Old Master Paintings & Spanish Colonial Art
Lote 355:
Oil on canvas, framed, framed measurements: 82 x 72, canvas measurements: 65 x 55 cm. Aurelio Bibiano de Arteta y Errasti (Bilbao, December 2, 1879 – Mexico City, November 10, 1940) was a Spanish painter. He won the National Prize for Painting in 1930 and a founding member of the Association of Basque Artists. He was born in Askao Street, Bilbao, the son of Eusebio Arteta y Labrador, a railway worker, and Petra Errasti y Zabala. His brother Félix Arteta was also a painter and draftsman, rather anonymous. n 1921 he began in the frescoes of the Banco de Bilbao, in Madrid; for the realization of the same he previously painted each fresco and on a small scale, an oil of great beauty. In 1924 he was appointed first director of the newly created Museum of Modern Art in Bilbao. This work was not without controversy as the Bilbao City Council censored Arteta’s acquisitions.
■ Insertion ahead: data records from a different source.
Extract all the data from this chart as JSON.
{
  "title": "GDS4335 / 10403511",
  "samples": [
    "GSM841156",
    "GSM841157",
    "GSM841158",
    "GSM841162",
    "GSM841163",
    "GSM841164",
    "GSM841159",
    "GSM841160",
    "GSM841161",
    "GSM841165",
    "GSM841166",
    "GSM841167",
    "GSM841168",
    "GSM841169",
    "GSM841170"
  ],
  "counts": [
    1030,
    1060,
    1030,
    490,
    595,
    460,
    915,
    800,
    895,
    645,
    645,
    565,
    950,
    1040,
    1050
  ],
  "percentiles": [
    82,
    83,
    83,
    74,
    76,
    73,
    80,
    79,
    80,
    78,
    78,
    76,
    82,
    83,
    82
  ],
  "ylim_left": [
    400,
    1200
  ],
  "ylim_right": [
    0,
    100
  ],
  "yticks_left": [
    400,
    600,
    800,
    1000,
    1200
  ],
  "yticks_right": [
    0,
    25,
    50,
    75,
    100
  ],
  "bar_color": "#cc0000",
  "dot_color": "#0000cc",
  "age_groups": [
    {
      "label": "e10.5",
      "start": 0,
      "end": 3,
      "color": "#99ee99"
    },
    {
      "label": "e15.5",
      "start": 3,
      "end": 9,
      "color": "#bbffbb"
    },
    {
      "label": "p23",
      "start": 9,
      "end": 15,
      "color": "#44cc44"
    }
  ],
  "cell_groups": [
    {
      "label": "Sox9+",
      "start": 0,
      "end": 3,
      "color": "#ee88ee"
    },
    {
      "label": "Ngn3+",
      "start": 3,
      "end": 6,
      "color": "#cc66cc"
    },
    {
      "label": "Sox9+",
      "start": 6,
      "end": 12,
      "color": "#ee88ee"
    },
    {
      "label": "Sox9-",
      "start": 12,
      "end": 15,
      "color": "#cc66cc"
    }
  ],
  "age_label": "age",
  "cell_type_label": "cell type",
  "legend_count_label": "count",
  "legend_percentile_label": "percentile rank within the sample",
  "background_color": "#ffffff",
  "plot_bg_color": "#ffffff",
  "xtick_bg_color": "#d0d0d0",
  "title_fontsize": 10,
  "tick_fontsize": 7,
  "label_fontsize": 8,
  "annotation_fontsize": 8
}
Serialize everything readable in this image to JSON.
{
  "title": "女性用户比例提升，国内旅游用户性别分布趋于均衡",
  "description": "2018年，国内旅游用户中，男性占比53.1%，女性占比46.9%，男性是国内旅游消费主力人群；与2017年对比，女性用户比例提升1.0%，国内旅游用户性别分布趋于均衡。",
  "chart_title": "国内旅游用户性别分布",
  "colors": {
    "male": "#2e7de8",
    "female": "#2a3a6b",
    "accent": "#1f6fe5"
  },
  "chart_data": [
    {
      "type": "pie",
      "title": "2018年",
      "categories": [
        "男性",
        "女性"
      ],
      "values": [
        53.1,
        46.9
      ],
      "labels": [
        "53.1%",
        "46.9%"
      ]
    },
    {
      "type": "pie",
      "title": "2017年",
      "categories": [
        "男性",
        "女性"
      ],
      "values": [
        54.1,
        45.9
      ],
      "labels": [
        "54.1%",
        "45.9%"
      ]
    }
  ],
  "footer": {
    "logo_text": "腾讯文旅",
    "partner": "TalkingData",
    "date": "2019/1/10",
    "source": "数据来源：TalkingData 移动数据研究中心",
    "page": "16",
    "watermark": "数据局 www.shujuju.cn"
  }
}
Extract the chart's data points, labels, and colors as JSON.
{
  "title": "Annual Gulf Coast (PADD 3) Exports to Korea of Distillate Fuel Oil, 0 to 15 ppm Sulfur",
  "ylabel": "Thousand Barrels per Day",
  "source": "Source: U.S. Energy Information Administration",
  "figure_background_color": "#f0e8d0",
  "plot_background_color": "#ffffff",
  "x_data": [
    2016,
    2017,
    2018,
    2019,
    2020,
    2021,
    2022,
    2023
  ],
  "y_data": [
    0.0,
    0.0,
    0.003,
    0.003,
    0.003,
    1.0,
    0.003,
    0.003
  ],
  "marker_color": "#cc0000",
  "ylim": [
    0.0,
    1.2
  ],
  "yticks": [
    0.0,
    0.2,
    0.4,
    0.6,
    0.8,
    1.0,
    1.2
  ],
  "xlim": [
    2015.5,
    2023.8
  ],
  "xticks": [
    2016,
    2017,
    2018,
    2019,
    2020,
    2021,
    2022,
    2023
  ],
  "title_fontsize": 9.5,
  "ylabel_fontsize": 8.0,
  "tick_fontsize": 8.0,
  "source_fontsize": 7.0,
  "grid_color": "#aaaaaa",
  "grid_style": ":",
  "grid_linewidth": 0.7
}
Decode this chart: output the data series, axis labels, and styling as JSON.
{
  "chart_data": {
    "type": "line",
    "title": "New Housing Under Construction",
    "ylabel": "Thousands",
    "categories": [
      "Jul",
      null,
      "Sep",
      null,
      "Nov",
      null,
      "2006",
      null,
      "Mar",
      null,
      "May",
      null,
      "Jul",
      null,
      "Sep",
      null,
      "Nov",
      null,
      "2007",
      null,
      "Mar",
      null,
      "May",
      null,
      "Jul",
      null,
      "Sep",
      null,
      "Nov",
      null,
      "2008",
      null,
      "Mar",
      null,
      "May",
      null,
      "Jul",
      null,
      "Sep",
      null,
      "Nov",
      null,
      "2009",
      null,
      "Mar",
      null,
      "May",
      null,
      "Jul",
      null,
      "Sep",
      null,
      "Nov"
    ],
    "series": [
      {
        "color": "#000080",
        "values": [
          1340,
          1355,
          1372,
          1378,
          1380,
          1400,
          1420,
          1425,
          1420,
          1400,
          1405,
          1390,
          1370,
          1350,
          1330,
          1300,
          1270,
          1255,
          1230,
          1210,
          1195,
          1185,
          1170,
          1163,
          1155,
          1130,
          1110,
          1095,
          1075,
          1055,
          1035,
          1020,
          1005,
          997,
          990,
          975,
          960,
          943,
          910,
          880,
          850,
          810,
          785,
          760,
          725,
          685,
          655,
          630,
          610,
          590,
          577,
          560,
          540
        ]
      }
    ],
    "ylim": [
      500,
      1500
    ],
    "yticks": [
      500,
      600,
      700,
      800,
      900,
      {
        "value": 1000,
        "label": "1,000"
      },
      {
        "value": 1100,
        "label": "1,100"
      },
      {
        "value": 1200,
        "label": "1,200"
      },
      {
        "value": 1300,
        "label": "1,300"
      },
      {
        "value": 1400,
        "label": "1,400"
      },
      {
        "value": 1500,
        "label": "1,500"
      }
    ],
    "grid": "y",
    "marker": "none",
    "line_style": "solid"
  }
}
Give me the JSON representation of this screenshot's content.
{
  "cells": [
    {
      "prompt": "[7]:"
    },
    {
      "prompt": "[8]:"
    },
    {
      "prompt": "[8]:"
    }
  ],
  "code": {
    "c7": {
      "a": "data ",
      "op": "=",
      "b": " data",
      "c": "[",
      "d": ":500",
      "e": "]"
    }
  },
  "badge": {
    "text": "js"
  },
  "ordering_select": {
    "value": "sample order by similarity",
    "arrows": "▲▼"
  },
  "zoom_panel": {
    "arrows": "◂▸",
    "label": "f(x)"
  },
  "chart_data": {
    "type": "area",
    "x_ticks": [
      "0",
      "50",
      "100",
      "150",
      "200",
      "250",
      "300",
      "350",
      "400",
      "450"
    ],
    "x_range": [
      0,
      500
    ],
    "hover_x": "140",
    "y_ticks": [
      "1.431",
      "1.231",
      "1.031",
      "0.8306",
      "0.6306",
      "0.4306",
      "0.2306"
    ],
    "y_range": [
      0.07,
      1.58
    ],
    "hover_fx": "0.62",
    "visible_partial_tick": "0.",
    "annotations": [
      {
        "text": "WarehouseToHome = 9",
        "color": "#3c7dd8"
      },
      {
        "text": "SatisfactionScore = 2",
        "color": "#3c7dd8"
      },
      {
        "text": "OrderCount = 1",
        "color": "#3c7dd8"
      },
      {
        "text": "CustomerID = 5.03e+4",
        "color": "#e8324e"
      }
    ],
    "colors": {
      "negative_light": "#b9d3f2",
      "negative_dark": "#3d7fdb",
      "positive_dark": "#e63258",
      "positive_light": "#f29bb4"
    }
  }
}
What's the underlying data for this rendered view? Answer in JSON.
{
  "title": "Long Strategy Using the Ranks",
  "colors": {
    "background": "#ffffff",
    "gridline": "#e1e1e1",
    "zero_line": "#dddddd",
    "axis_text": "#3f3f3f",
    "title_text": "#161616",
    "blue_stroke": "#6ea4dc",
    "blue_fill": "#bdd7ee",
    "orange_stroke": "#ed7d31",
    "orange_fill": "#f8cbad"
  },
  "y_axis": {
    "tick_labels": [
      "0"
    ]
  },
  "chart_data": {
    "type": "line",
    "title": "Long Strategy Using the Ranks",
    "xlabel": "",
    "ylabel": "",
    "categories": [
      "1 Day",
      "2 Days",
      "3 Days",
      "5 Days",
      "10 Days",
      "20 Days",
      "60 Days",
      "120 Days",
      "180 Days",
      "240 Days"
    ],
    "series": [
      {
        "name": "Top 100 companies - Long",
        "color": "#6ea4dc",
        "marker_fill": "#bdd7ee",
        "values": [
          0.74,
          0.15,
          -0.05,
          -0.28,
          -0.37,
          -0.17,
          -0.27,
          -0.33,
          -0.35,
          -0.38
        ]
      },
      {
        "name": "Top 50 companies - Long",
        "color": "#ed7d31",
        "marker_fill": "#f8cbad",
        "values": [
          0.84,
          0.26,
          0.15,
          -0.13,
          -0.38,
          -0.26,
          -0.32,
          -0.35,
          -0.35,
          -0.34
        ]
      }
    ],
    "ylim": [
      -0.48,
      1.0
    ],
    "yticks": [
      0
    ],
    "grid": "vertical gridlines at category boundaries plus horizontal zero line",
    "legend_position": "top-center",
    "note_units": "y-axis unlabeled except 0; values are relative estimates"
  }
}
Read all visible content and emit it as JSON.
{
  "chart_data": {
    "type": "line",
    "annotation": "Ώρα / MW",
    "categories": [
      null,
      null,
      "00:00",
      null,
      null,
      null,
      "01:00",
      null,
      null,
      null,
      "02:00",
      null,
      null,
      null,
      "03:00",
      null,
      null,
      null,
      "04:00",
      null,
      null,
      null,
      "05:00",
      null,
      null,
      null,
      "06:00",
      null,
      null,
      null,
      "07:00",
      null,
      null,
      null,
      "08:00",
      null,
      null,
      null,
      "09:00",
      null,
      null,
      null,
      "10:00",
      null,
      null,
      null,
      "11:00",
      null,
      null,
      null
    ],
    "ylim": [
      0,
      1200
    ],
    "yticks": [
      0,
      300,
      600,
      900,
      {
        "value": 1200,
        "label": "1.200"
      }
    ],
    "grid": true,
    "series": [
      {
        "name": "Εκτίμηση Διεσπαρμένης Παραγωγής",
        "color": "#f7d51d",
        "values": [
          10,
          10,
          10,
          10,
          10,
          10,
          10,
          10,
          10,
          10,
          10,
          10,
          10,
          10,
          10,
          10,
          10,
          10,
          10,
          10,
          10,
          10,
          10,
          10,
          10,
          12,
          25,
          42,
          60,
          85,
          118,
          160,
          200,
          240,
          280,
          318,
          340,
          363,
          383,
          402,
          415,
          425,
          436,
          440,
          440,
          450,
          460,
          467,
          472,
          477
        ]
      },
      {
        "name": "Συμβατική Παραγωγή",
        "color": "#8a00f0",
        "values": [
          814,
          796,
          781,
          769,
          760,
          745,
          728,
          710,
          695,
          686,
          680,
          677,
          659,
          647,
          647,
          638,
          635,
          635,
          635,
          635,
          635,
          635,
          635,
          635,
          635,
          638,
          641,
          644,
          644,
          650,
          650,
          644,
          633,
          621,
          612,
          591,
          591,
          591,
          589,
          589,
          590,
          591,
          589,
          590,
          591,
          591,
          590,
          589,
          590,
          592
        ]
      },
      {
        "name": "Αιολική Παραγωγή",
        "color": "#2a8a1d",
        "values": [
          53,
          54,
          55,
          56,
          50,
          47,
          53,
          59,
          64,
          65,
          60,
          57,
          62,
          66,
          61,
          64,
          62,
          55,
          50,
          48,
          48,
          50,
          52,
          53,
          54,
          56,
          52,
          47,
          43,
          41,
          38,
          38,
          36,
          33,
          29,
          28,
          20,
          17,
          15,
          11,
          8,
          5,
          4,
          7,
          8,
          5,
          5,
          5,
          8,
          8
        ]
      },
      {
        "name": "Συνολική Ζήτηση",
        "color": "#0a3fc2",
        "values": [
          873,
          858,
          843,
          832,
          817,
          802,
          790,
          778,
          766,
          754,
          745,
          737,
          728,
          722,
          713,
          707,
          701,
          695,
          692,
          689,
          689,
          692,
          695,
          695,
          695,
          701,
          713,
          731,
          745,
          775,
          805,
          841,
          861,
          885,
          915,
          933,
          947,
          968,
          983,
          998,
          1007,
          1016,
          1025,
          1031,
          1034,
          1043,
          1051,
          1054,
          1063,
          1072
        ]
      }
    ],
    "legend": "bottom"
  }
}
Arteta’s resignation caused a wave of support from intellectuals from all over Spain, which ended up becoming a criticism of the policy of the Primo de Rivera dictatorship from the field of art. In 1930 he received the National Prize for Painting. On the occasion of the centenary of his birth, in 1979, Banco de Bilbao held a double exhibition at the Bilbao Fine Arts Museum and in the exhibition hall of the bank itself. They managed to gather 70 works of the first magnitude, which were accompanied by texts from, among others, Manuel Llano, Edorta Kortadi, Kosme de Barañano and Indalecio Prieto. Reference bibliography: Barjola. Jose de Castro Arines. Panorama of Contemporary Painting (1972); Walk through Barjola. Joseph Iron. Catalog of the exhibition at the MEIAC (1999).